BUDAPEST, HUNGARY- It’s a bit late when I arrive in Hungary’s capital, around 8 p.m. But I’m anxious to begin exploring this city divided by the River Danube, so I drop my bags off at the hotel, grab my coat and head out on a moonless night. Big mistake!
The prospect of seeing Budapest was the most exciting part when I started planning this getaway, which also included stops in Vienna and Prague.
Lovely Vienna, which I’ve visited before, and romantic Prague, which I knew only from novels and movies, easily live up to my expectations. But as soon as I step out of the hotel to begin my eagerly anticipated exploration of Budapest, I feel the wind of excitement go out of my sails.

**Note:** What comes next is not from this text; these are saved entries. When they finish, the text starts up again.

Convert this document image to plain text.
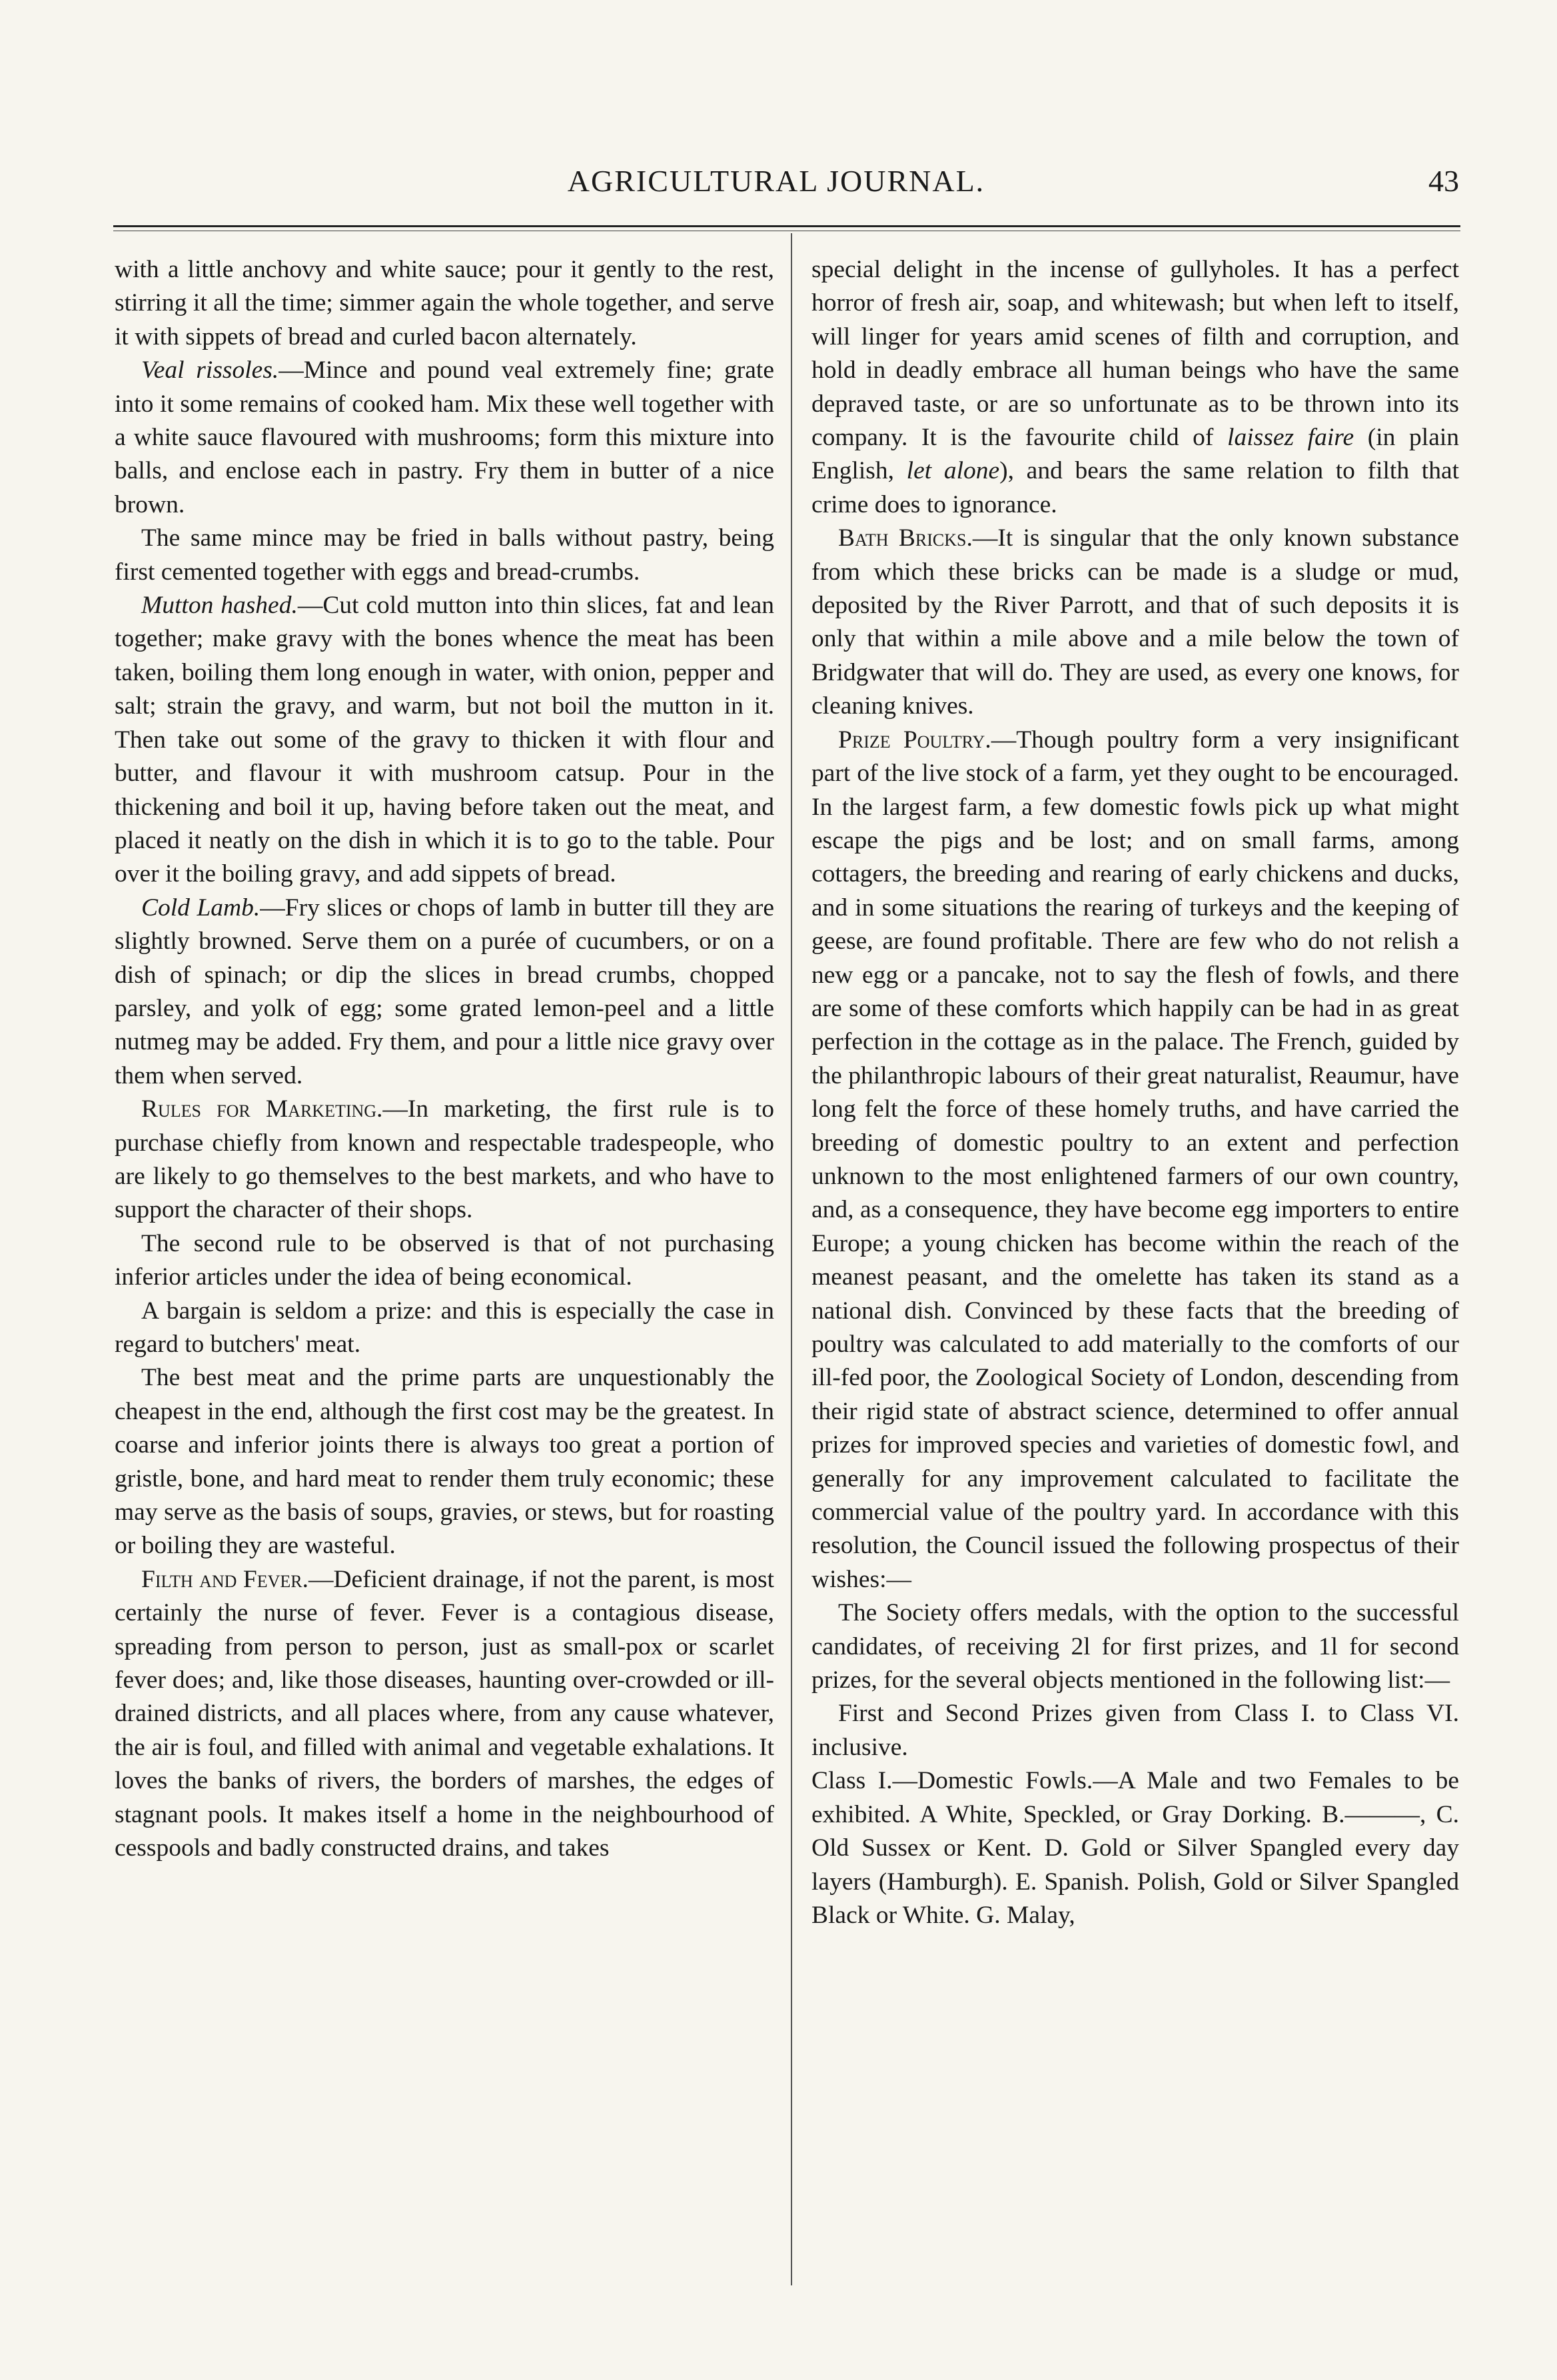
AGRICULTURAL JOURNAL.	43

with a little anchovy and white sauce; pour it gently to the rest, stirring it all the time; simmer again the whole together, and serve it with sippets of bread and curled bacon alternately.

Veal rissoles.—Mince and pound veal extremely fine; grate into it some remains of cooked ham. Mix these well together with a white sauce flavoured with mushrooms; form this mixture into balls, and enclose each in pastry. Fry them in butter of a nice brown.

The same mince may be fried in balls without pastry, being first cemented together with eggs and bread-crumbs.

Mutton hashed.—Cut cold mutton into thin slices, fat and lean together; make gravy with the bones whence the meat has been taken, boiling them long enough in water, with onion, pepper and salt; strain the gravy, and warm, but not boil the mutton in it. Then take out some of the gravy to thicken it with flour and butter, and flavour it with mushroom catsup. Pour in the thickening and boil it up, having before taken out the meat, and placed it neatly on the dish in which it is to go to the table. Pour over it the boiling gravy, and add sippets of bread.

Cold Lamb.—Fry slices or chops of lamb in butter till they are slightly browned. Serve them on a purée of cucumbers, or on a dish of spinach; or dip the slices in bread crumbs, chopped parsley, and yolk of egg; some grated lemon-peel and a little nutmeg may be added. Fry them, and pour a little nice gravy over them when served.

Rules for Marketing.—In marketing, the first rule is to purchase chiefly from known and respectable tradespeople, who are likely to go themselves to the best markets, and who have to support the character of their shops.

The second rule to be observed is that of not purchasing inferior articles under the idea of being economical.

A bargain is seldom a prize: and this is especially the case in regard to butchers' meat.

The best meat and the prime parts are unquestionably the cheapest in the end, although the first cost may be the greatest. In coarse and inferior joints there is always too great a portion of gristle, bone, and hard meat to render them truly economic; these may serve as the basis of soups, gravies, or stews, but for roasting or boiling they are wasteful.

Filth and Fever.—Deficient drainage, if not the parent, is most certainly the nurse of fever. Fever is a contagious disease, spreading from person to person, just as small-pox or scarlet fever does; and, like those diseases, haunting over-crowded or ill-drained districts, and all places where, from any cause whatever, the air is foul, and filled with animal and vegetable exhalations. It loves the banks of rivers, the borders of marshes, the edges of stagnant pools. It makes itself a home in the neighbourhood of cesspools and badly constructed drains, and takes

special delight in the incense of gullyholes. It has a perfect horror of fresh air, soap, and whitewash; but when left to itself, will linger for years amid scenes of filth and corruption, and hold in deadly embrace all human beings who have the same depraved taste, or are so unfortunate as to be thrown into its company. It is the favourite child of laissez faire (in plain English, let alone), and bears the same relation to filth that crime does to ignorance.

Bath Bricks.—It is singular that the only known substance from which these bricks can be made is a sludge or mud, deposited by the River Parrott, and that of such deposits it is only that within a mile above and a mile below the town of Bridgwater that will do. They are used, as every one knows, for cleaning knives.

Prize Poultry.—Though poultry form a very insignificant part of the live stock of a farm, yet they ought to be encouraged. In the largest farm, a few domestic fowls pick up what might escape the pigs and be lost; and on small farms, among cottagers, the breeding and rearing of early chickens and ducks, and in some situations the rearing of turkeys and the keeping of geese, are found profitable. There are few who do not relish a new egg or a pancake, not to say the flesh of fowls, and there are some of these comforts which happily can be had in as great perfection in the cottage as in the palace. The French, guided by the philanthropic labours of their great naturalist, Reaumur, have long felt the force of these homely truths, and have carried the breeding of domestic poultry to an extent and perfection unknown to the most enlightened farmers of our own country, and, as a consequence, they have become egg importers to entire Europe; a young chicken has become within the reach of the meanest peasant, and the omelette has taken its stand as a national dish. Convinced by these facts that the breeding of poultry was calculated to add materially to the comforts of our ill-fed poor, the Zoological Society of London, descending from their rigid state of abstract science, determined to offer annual prizes for improved species and varieties of domestic fowl, and generally for any improvement calculated to facilitate the commercial value of the poultry yard. In accordance with this resolution, the Council issued the following prospectus of their wishes:—

The Society offers medals, with the option to the successful candidates, of receiving 2l for first prizes, and 1l for second prizes, for the several objects mentioned in the following list:—

First and Second Prizes given from Class I. to Class VI. inclusive.

Class I.—Domestic Fowls.—A Male and two Females to be exhibited. A White, Speckled, or Gray Dorking. B.———, C. Old Sussex or Kent. D. Gold or Silver Spangled every day layers (Hamburgh). E. Spanish. Polish, Gold or Silver Spangled Black or White. G. Malay,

The streets are almost deserted; the few people I see hang their heads as they pass and avoid eye contact. Unlike the fairy-tale buildings in Vienna and Prague, the once-regal structures in this ancient city of the Austro-Hungarian Empire are decaying as Hungary’s recent economic woes have delayed much-needed repairs. The impression is of a sad city, miserable and colourless. My heart sinks as I pass rows of boarded-up buildings and empty restaurants. But the sadness quickly turns to alarm as I round a corner and hear footsteps in the dark. I see two young men looking menacingly at me. I try to stay calm and look around for somewhere with lights. I make for a bright intersection, with the men following closely.
Above: The grand architecture of Budapest showcases its historic importance.
I feel like I’m in a Cold War spy thriller. I see the neon sign of my hotel and dash for the entrance. Safely inside, I look back at the door and see one of the men outside, lighting a cigarette and glaring angrily at me.
In spite of that harrowing first impression, I want to give Budapest another chance, so I set off again — this time in the cold light of day and in the safety of a tour group — to seek the treasures that drew me here in the first place.
It turns out that the treasures are many. Fisherman’s Bastion is a neo-Gothic masterpiece that dominates Castle Hill on the Buda side of the Danube (Hungary’s capital is a union of two ancient cities, Buda and Pest, on opposite banks of the river). The magnificent terrace, built early in the 20th century and restored after the ravages of World War II, offers a spectacular panorama of the Danube, Margaret Island in the centre of the river, Pest and Gellert Hill.
The Bastion’s seven towers represent the Magyar tribe that settled in the Carpathian Basin in the 9th century and gets its name from the medieval guild fishermen whose responsibility it was to defend this part of the city wall.
A bronze statue celebrates the rule of Stephen I, who gallantly sits atop his horse, looking toward Matthias Church. The stately landmark was originally completed in 1015 in a Romanesque style; the current buildings date from the 14th century and were constructed in the Gothic style. The gorgeous structure has a regal bearing, and that’s appropriate since it was used for the coronation of Hungary’s monarchs.
Above: Great churches and grand monuments dominate the city.
I’m beginning to like Budapest.
As we leave the impressive terrace, our guide Virág tells me that most people would like to live on the the Buda side of the Danube, but the housing prices are “ridiculously expensive.”
Later, we tour St. Stephen’s Basilica, Heroes Square, dedicated to the memory of those who fought for Hungary’s freedom, and the shopping areas of Vaci Street and Central Market Hall before we board a boat and float down the Danube.
Over coffee, Virág tells us that Hungary’s economic conditions, like much of Europe, remain troubling, with the average salary being only about 700 euros a month ($1,100 Cdn), but we both break into laughter when she loudly proclaims: “It’s all the politicians fault!”
The traumatic introduction to Budapest created a dark image of a city that I had imagined would be one of Europe’s most colourful. But while looking back over my photos, a strange feeling came over me. I found myself missing the fabulous Hungarian espresso, the historic buildings (even if they’re a bit run-down), the wonderful food and the people, like Virág, who was so proud to show her city to visitors.
I miss it all … except for those two guys standing in the dark.